AU: I don't think there are nearly enough good stories of this pairing. The first few chapters will take place 4 months before the 74th hunger games to give Katniss and Clove a chance to meet before they're reaped. You might see me pull lyrics from the CF soundtrack or other songs and use them from time to time because I'm really lame. This fic will probably be mostly in Clove's point of view but I'm not sure yet. Katniss doesn't make an appearance in this chapter. Tell me what you think?

Clove's POV;

I wiggle my nose as a cold white flake lands on it. I reach out my hand and let a few of the small flakes fall onto it. This is the first time me and my companions had ever seen snow. I'll admit it is weird, but strangely beautiful.

"Having fun there, Clove?" Cato says with a smirk as I catch more snow and watch it melt in my hand almost instantly.

"Don't act like you weren't just doing the same five minutes ago." I say jokingly.
The other academy kids had been doing the same as well but now most of them have lost interest and have started complaining about the cold. It didn't bother me though.

"Can't we go in yet?" An irritating voice asked the peacekeepers and District 2 victors that were escorting us. We were waiting to tour the District 12 Justice Building.

As much as this snow intrigued me it didn't make up for being in District 12. In the District 2 academy you're either set up to be a tribute for The Hunger Games or, more commonly, a peacekeeper. Every few years or so the kids of the academy take a mandatory 'field trip' to the other districts that we may one day police. Everyone hates it.

I don't know why Cato and I have to be here though, it's not official yet but it's pretty much been determined that we're the selected two to volunteer as tributes for this year's Hunger Games. But that's not for another four months and apparently a lot can change between now and then.

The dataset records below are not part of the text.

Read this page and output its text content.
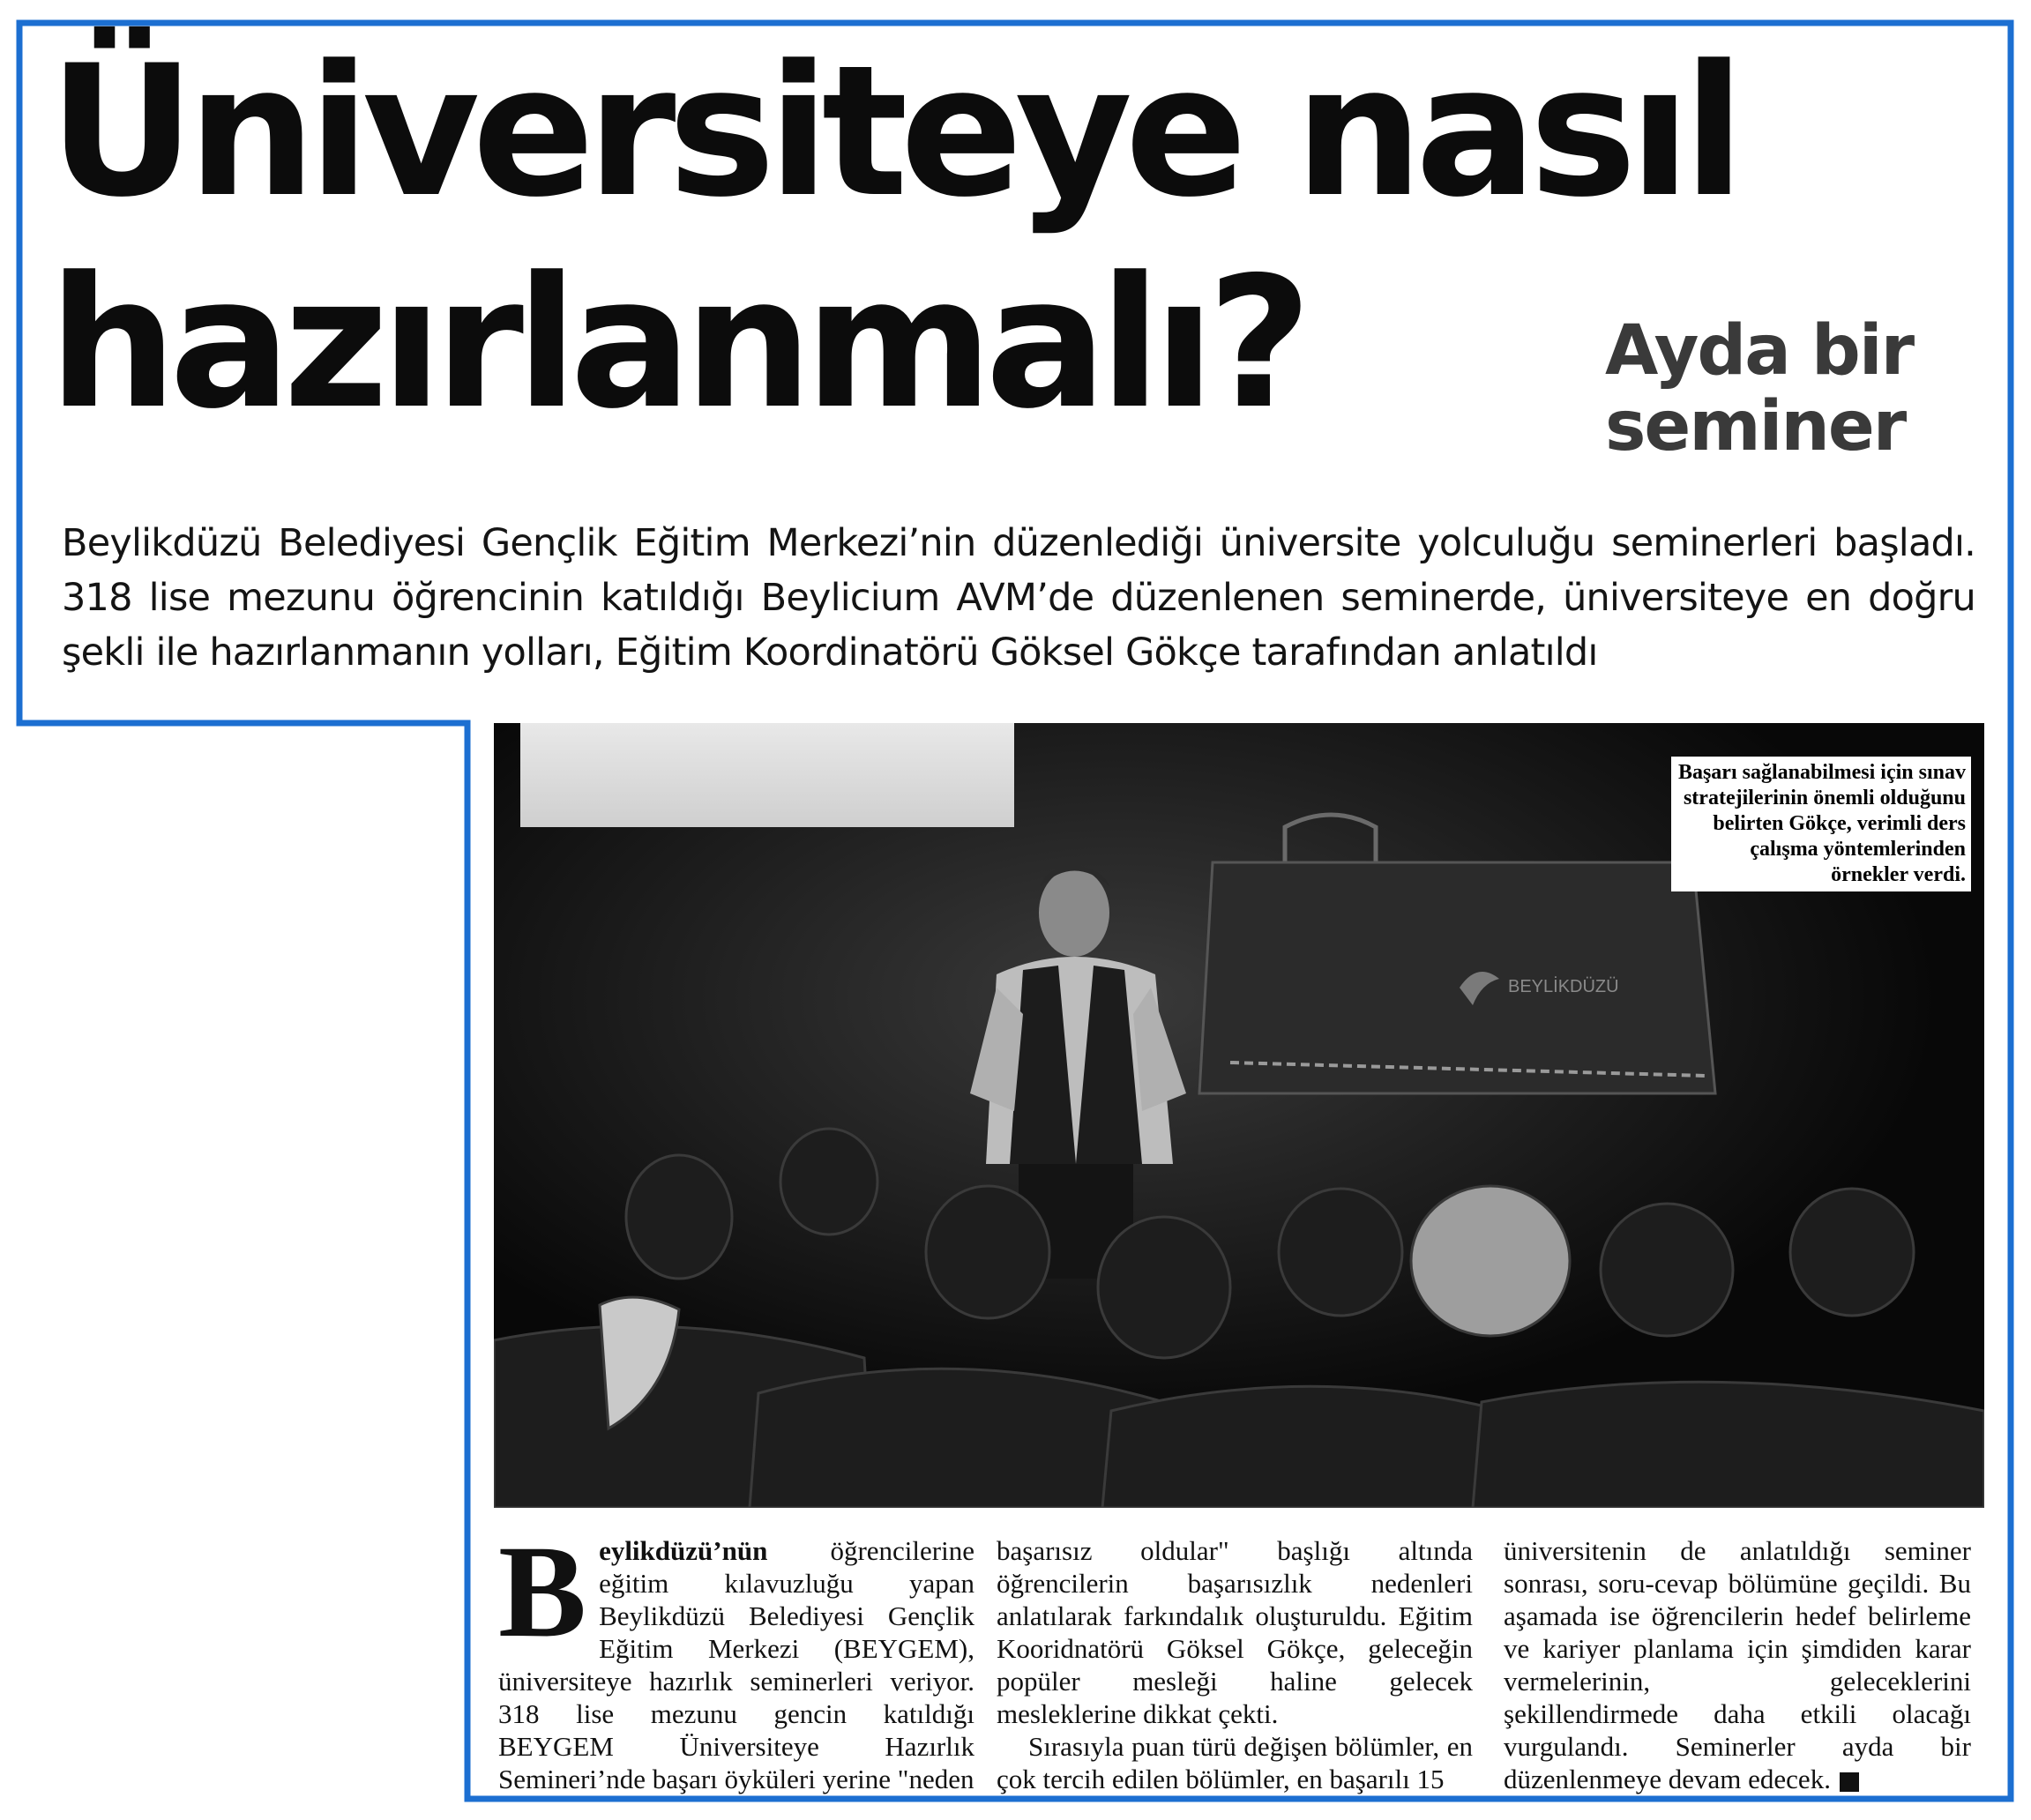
Üniversiteye nasıl
hazırlanmalı?	Ayda bir
seminer
Beylikdüzü Belediyesi Gençlik Eğitim Merkezi’nin düzenlediği üniversite yolculuğu seminerleri başladı. 318 lise mezunu öğrencinin katıldığı Beylicium AVM’de düzenlenen seminerde, üniversiteye en doğru şekli ile hazırlanmanın yolları, Eğitim Koordinatörü Göksel Gökçe tarafından anlatıldı
BEYLİKDÜZÜ
Başarı sağlanabilmesi için sınav stratejilerinin önemli olduğunu belirten Gökçe, verimli ders çalışma yöntemlerinden örnekler verdi.
Beylikdüzü’nün öğrencilerine eğitim kılavuzluğu yapan Beylikdüzü Belediyesi Gençlik Eğitim Merkezi (BEYGEM), üniversiteye hazırlık seminerleri veriyor. 318 lise mezunu gencin katıldığı BEYGEM Üniversiteye Hazırlık Semineri’nde başarı öyküleri yerine "neden
başarısız oldular" başlığı altında öğrencilerin başarısızlık nedenleri anlatılarak farkındalık oluşturuldu. Eğitim Kooridnatörü Göksel Gökçe, geleceğin popüler mesleği haline gelecek mesleklerine dikkat çekti.
Sırasıyla puan türü değişen bölümler, en çok tercih edilen bölümler, en başarılı 15
üniversitenin de anlatıldığı seminer sonrası, soru-cevap bölümüne geçildi. Bu aşamada ise öğrencilerin hedef belirleme ve kariyer planlama için şimdiden karar vermelerinin, geleceklerini şekillendirmede daha etkili olacağı vurgulandı. Seminerler ayda bir düzenlenmeye devam edecek.
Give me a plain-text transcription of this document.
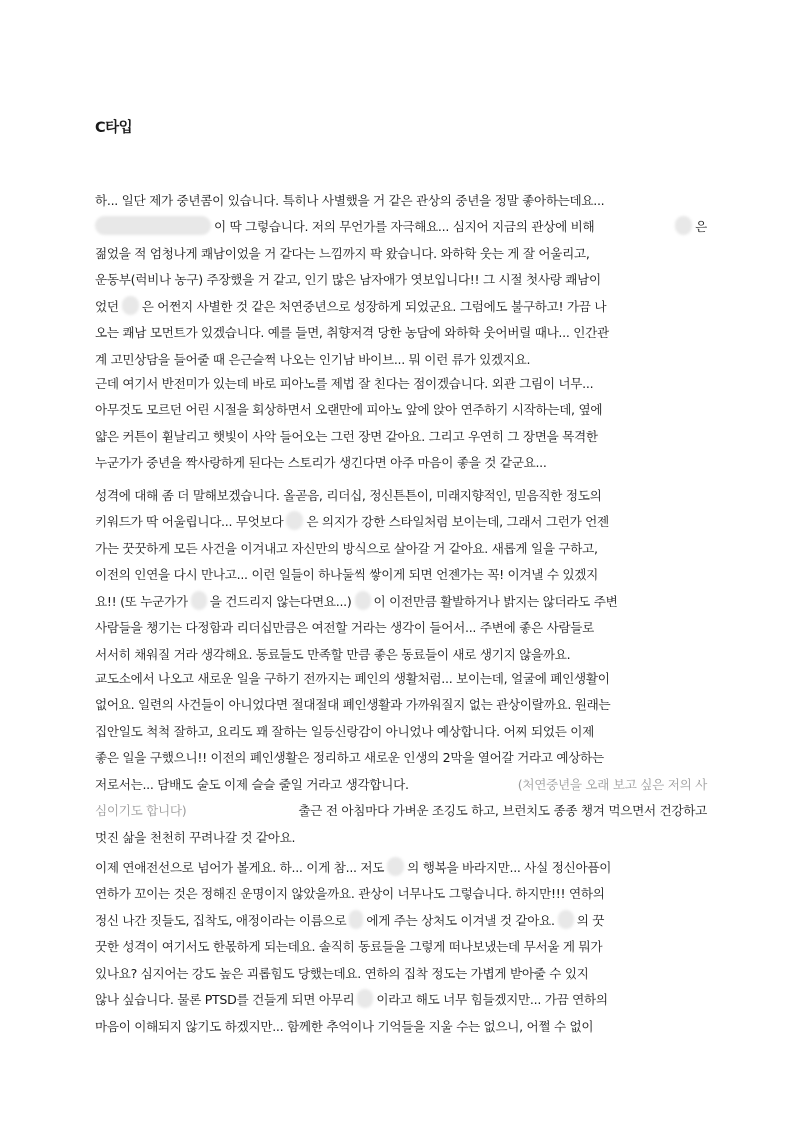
C타입
하... 일단 제가 중년콤이 있습니다. 특히나 사별했을 거 같은 관상의 중년을 정말 좋아하는데요...
이 딱 그렇습니다. 저의 무언가를 자극해요... 심지어 지금의 관상에 비해	은
젊었을 적 엄청나게 쾌남이었을 거 같다는 느낌까지 팍 왔습니다. 와하학 웃는 게 잘 어울리고,
운동부(럭비나 농구) 주장했을 거 같고, 인기 많은 남자애가 엿보입니다!! 그 시절 첫사랑 쾌남이
었던 은 어쩐지 사별한 것 같은 처연중년으로 성장하게 되었군요. 그럼에도 불구하고! 가끔 나
오는 쾌남 모먼트가 있겠습니다. 예를 들면, 취향저격 당한 농담에 와하학 웃어버릴 때나... 인간관
계 고민상담을 들어줄 때 은근슬쩍 나오는 인기남 바이브... 뭐 이런 류가 있겠지요.
근데 여기서 반전미가 있는데 바로 피아노를 제법 잘 친다는 점이겠습니다. 외관 그림이 너무...
아무것도 모르던 어린 시절을 회상하면서 오랜만에 피아노 앞에 앉아 연주하기 시작하는데, 옆에
얇은 커튼이 휟날리고 햇빛이 사악 들어오는 그런 장면 같아요. 그리고 우연히 그 장면을 목격한
누군가가 중년을 짝사랑하게 된다는 스토리가 생긴다면 아주 마음이 좋을 것 같군요...
성격에 대해 좀 더 말해보겠습니다. 올곧음, 리더십, 정신튼튼이, 미래지향적인, 믿음직한 정도의
키워드가 딱 어울립니다... 무엇보다 은 의지가 강한 스타일처럼 보이는데, 그래서 그런가 언젠
가는 꿋꿋하게 모든 사건을 이겨내고 자신만의 방식으로 살아갈 거 같아요. 새롭게 일을 구하고,
이전의 인연을 다시 만나고... 이런 일들이 하나둘씩 쌓이게 되면 언젠가는 꼭! 이겨낼 수 있겠지
요!! (또 누군가가 을 건드리지 않는다면요...) 이 이전만큼 활발하거나 밝지는 않더라도 주변
사람들을 챙기는 다정함과 리더십만큼은 여전할 거라는 생각이 들어서... 주변에 좋은 사람들로
서서히 채워질 거라 생각해요. 동료들도 만족할 만큼 좋은 동료들이 새로 생기지 않을까요.
교도소에서 나오고 새로운 일을 구하기 전까지는 폐인의 생활처럼... 보이는데, 얼굴에 폐인생활이
없어요. 일련의 사건들이 아니었다면 절대절대 폐인생활과 가까워질지 없는 관상이랄까요. 원래는
집안일도 척척 잘하고, 요리도 꽤 잘하는 일등신랑감이 아니었나 예상합니다. 어찌 되었든 이제
좋은 일을 구했으니!! 이전의 폐인생활은 정리하고 새로운 인생의 2막을 열어갈 거라고 예상하는
저로서는... 담배도 술도 이제 슬슬 줄일 거라고 생각합니다.	(처연중년을 오래 보고 싶은 저의 사
심이기도 합니다)	출근 전 아침마다 가벼운 조깅도 하고, 브런치도 종종 챙겨 먹으면서 건강하고
멋진 삶을 천천히 꾸려나갈 것 같아요.
이제 연애전선으로 넘어가 볼게요. 하... 이게 참... 저도 의 행복을 바라지만... 사실 정신아픔이
연하가 꼬이는 것은 정해진 운명이지 않았을까요. 관상이 너무나도 그렇습니다. 하지만!!! 연하의
정신 나간 짓들도, 집착도, 애정이라는 이름으로 에게 주는 상처도 이겨낼 것 같아요. 의 꿋
꿋한 성격이 여기서도 한몫하게 되는데요. 솔직히 동료들을 그렇게 떠나보냈는데 무서울 게 뭐가
있나요? 심지어는 강도 높은 괴롭힘도 당했는데요. 연하의 집착 정도는 가볍게 받아줄 수 있지
않나 싶습니다. 물론 PTSD를 건들게 되면 아무리 이라고 해도 너무 힘들겠지만... 가끔 연하의
마음이 이해되지 않기도 하겠지만... 함께한 추억이나 기억들을 지울 수는 없으니, 어쩔 수 없이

I snort at the thought. As if our ability to murder would suddenly vanish. I've been working with knives all my life so I'm fairly certain that won't happen. I could be spending this time practicing! But the decision for us to spend the three weeks in the other districts was incontestable.

"One more stupid district," I say under my breath. "Then we can finally be done. Just three more days and then I'm done." I didn't totally mind the trip. I get to be away from my worthless being of a mother. Still, I haven't held a knife in almost three weeks and my fingers are itching to practice my skills

I'm snapped out of my thoughts when one of the District 2 victors addresses the group, telling us it was time to tour the District 12 Justice Building. I roll my eyes, as if this is going to be any different than the other ten tours of Justice Buildings I've already been on. The only notable difference is that everything seems to be covered in a small layer of coal dust.

When the stupid tour is finally over we're taken to the district's victor's village where we'll stay for the remainder of our stay in Twelve. By now the snow has really begun to fall and there's already about two inches on the ground. I notice that out of all twelve houses in the village only one has smoke rising up from the chimney.

This causes me to smirk. It's really amazing that Twelve has any victor's at all. I try to remember Twelve's only living victor and snort in disgust as I recall an older man who is always drunk at The Hunger Games ceremonies. I hate people who drink due to the fact that it's my mother's favorite pass time.

The escorts separate us into two houses; boys in one and girls in the other. When we get into the house one of the girls asks if I want to eat dinner with her and the others but I decline. I'm actually not very hungry. I settle down for the night on a couch in the wreck room, avoiding the bedrooms and living room where everyone else is sleeping. I'm glad when I notice that since I chose the wreck room, there's a door to the outside. This makes me feel safer, I don't like feeling trapped.

As I stare up at the ceiling, waiting for sleep to take over, I think about how I don't know the name of the girl who asked me to eat with her. I actually don't know the names of any of the girls. I've never cared too much honestly, I'd rather be on my own most of the time. Everyone knows who I am though; I'm The Girl With The Knives. Or I guess you could call me The Girl With No Friends. I only know Cato, and I wouldn't even consider him a friend, just a future ally.

I rub my hands over my eyes and try to shake the sudden feeling of loneliness that threatens to swallow me. It won't matter soon enough. I think to myself. I just have to win The Hunger Games then none of these people will matter anymore anyway. I'll be a star in the capitol and none of it will matter anymore. This loneliness won't last for long. I shut my eyes and I'm filled with gratitude when sleep finally decides to overtake me.